An old clip from the Discovery Channel show “MythBusters” demonstrating how a deep-sea explorer could implode in a depressurized diving suit has gone viral after the Titanic sub disaster.
The 2009 clip has racked up more than three quarters of a million views after being posted Thursday, when it was discovered that the five passengers aboard a Titanic wreckage-bound submersible had imploded.
In a science experiment for the show, a human-shaped model was created from parts of pigs, including skin, muscles, and fat.
It was then sunk about 300 feet underwater — where pressure is roughly nine times greater than at sea level — and its diving suit was depressurized.
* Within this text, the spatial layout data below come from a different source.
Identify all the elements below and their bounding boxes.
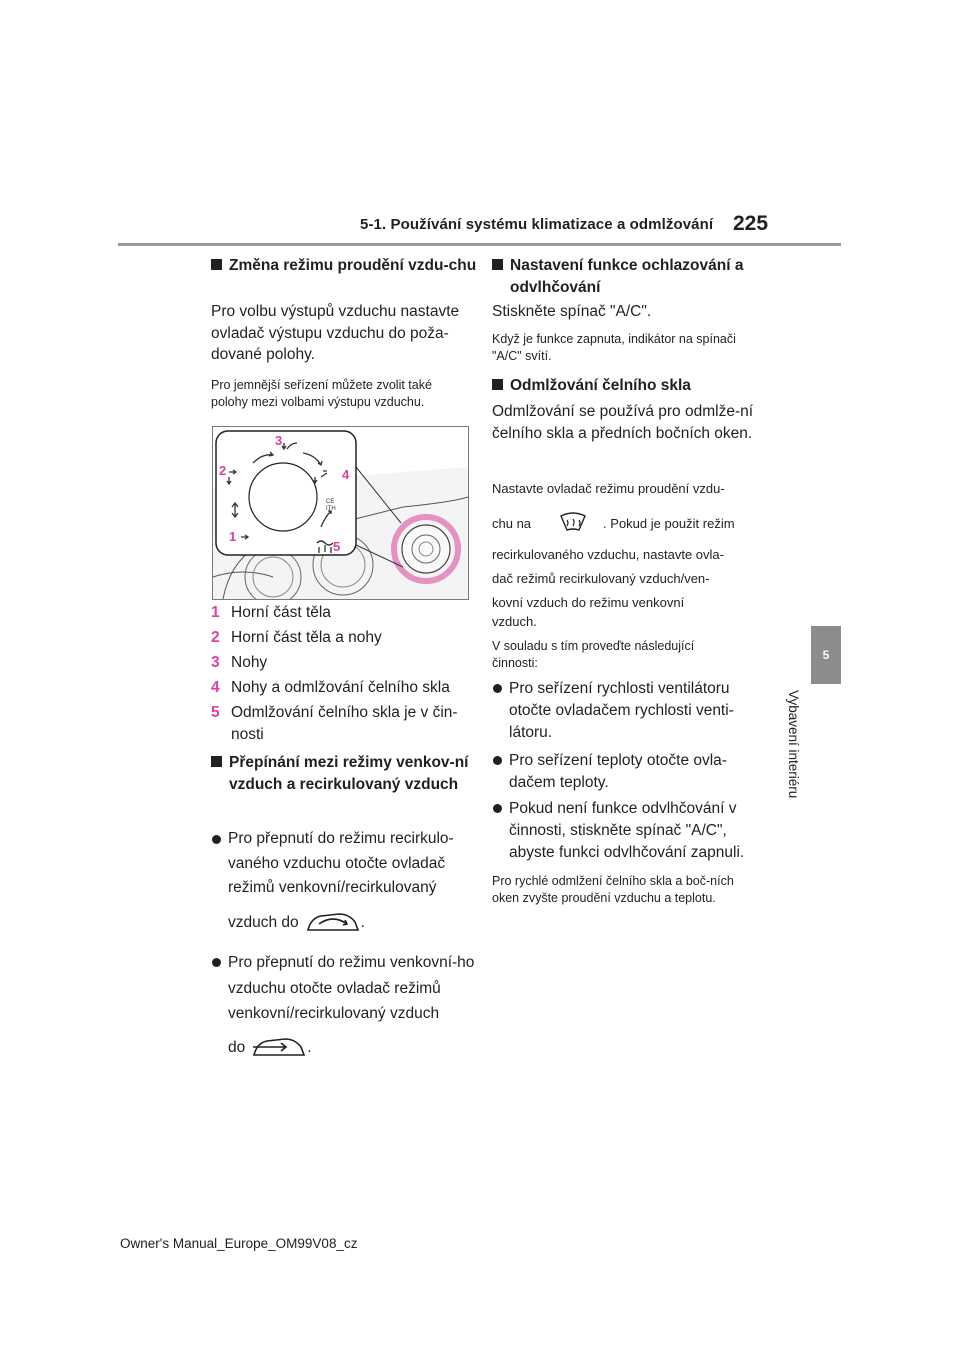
airflow-dial-figure bbox=[212, 426, 469, 600]
bullet-dot-icon bbox=[493, 756, 502, 765]
para-airflow: Pro volbu výstupů vzduchu nastavte ovladač výstupu vzduchu do poža-dované polohy. bbox=[211, 303, 460, 363]
bullet-dot-icon bbox=[493, 684, 502, 693]
note-quick-defog: Pro rychlé odmlžení čelního skla a boč-ních oken zvyšte proudění vzduchu a teplotu. bbox=[492, 874, 734, 905]
figure-label-4: 4 bbox=[342, 467, 350, 482]
position-list bbox=[211, 602, 473, 752]
note-defog-line1: Nastavte ovladač režimu proudění vzdu- bbox=[492, 481, 725, 496]
figure-label-3: 3 bbox=[275, 433, 283, 448]
list-item: 2 Horní část těla a nohy bbox=[211, 629, 382, 646]
note-actions: V souladu s tím proveďte následující činnosti: bbox=[492, 639, 695, 670]
chapter-title bbox=[783, 690, 803, 830]
heading-airflow-mode: Změna režimu proudění vzdu-chu bbox=[211, 255, 481, 277]
heading-recirculation: Přepínání mezi režimy venkov-ní vzduch a recirkulovaný vzduch bbox=[211, 752, 481, 796]
figure-label-5: 5 bbox=[333, 539, 341, 554]
svg-text:ITH: ITH bbox=[326, 506, 336, 512]
bullet-dot-icon bbox=[212, 835, 221, 844]
dashboard-illustration bbox=[213, 427, 468, 599]
bullet-fan: Pro seřízení rychlosti ventilátoru otočte ovladačem rychlosti venti-látoru. bbox=[492, 678, 767, 744]
list-item: 5 Odmlžování čelního skla je v čin-nosti bbox=[211, 704, 458, 743]
recirc-line: vzduch do . bbox=[228, 908, 365, 938]
figure-label-2: 2 bbox=[219, 463, 227, 478]
list-item: 1 Horní část těla bbox=[211, 604, 331, 621]
list-item: 3 Nohy bbox=[211, 654, 268, 671]
figure-label-1: 1 bbox=[229, 529, 237, 544]
chapter-tab: 5 bbox=[811, 626, 841, 684]
list-item: 4 Nohy a odmlžování čelního skla bbox=[211, 679, 450, 696]
fresh-line: do . bbox=[228, 1033, 312, 1063]
fresh-air-car-icon bbox=[251, 1033, 307, 1063]
windshield-defog-icon bbox=[547, 510, 599, 536]
bullet-dot-icon bbox=[212, 958, 221, 967]
bullet-recirc: Pro přepnutí do režimu recirkulo-vaného vzduchu otočte ovladač režimů venkovní/recirkulovaný bbox=[211, 827, 480, 901]
heading-ac: Nastavení funkce ochlazování a odvlhčování bbox=[492, 255, 768, 299]
header-rule bbox=[118, 243, 841, 246]
bullet-dot-icon bbox=[493, 804, 502, 813]
chapter-title-text: Vybavení interiéru bbox=[786, 690, 801, 799]
note-defog-line3: recirkulovaného vzduchu, nastavte ovla- bbox=[492, 547, 724, 562]
para-ac: Stiskněte spínač "A/C". bbox=[492, 303, 652, 320]
note-ac: Když je funkce zapnuta, indikátor na spínači "A/C" svítí. bbox=[492, 332, 736, 363]
section-title: 5-1. Používání systému klimatizace a odmlžování bbox=[360, 216, 714, 233]
bullet-fresh: Pro přepnutí do režimu venkovní-ho vzduchu otočte ovladač režimů venkovní/recirkulovaný vzduch bbox=[211, 950, 480, 1027]
footer-text: Owner's Manual_Europe_OM99V08_cz bbox=[120, 1236, 358, 1251]
heading-square-icon bbox=[211, 756, 222, 767]
note-defog-line2: chu na . Pokud je použit režim bbox=[492, 510, 735, 536]
svg-text:CE: CE bbox=[326, 499, 335, 505]
note-defog-line6: vzduch. bbox=[492, 614, 537, 629]
recirculation-car-icon bbox=[305, 908, 361, 938]
bullet-temp: Pro seřízení teploty otočte ovla-dačem teploty. bbox=[492, 750, 767, 794]
heading-square-icon bbox=[492, 379, 503, 390]
heading-square-icon bbox=[211, 259, 222, 270]
page-number: 225 bbox=[733, 212, 769, 235]
heading-square-icon bbox=[492, 259, 503, 270]
note-airflow: Pro jemnější seřízení můžete zvolit také polohy mezi volbami výstupu vzduchu. bbox=[211, 378, 432, 409]
note-defog-line4: dač režimů recirkulovaný vzduch/ven- bbox=[492, 571, 710, 586]
bullet-dehumid: Pokud není funkce odvlhčování v činnosti, stiskněte spínač "A/C", abyste funkci odvlhčování zapnuli. bbox=[492, 798, 767, 864]
note-defog-line5: kovní vzduch do režimu venkovní bbox=[492, 595, 685, 610]
para-defog: Odmlžování se používá pro odmlže-ní čelního skla a předních bočních oken. bbox=[492, 403, 754, 442]
heading-defog: Odmlžování čelního skla bbox=[492, 375, 768, 397]
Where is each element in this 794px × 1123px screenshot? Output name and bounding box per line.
Over a gruesome roughly 30 seconds, the rapid change in air pressure forced the meaty contents of the fake diver into the helmet as the suit collapsed in on itself.
In reality, the reenactment has very little in common with the last moments of the doomed Titan sub passengers, who authorities have said were instantaneously killed at much greater depths and under extremely higher pressure.
I keep hearing reporters ask about bodies, well.This is the effect on a “a human shaped dummy made of pig parts w/ bones muscle fat skin & mid section of guts.” at 135psi in comparison, the depths of the titanic would be around an implosion at 5,600-6,000psi.Thanks mythbusters? pic.twitter.com/fndcfZQWbH
— ChudsOfTikTok (@ChudsOfTikTok) June 22, 2023
The Titan submersible is believed to have imploded near the 12,500-foot-deep ocean floor where the ruins of the 1912 shipwreck lay.
Pressure levels at that depth would be up to 400 times greater than normal, according to the National Oceanic and Atmospheric Administration, meaning the five men aboard would have imploded in a fraction of a second.
Investigators are still looking into what caused the OceanGate sub to implode, instantly killing Hamish Harding, 58, Shanzada Dawood, 48, and his son Sulaiman, 19, Paul-Henri Nargeolet, 77 and company CEO Stockton Rush, 61.
Authorities had said there would not be a recovery mission, as the “catastrophic explosion” would have obliterated any human remains.
At least some of the victims had paid Rush $250,000 a pop for the opportunity to see the famous shipwreck up close, even after former company employees had raised “quality control and safety” concerns before the doomed voyage, which had made two prior successful trips to the Titanic remains.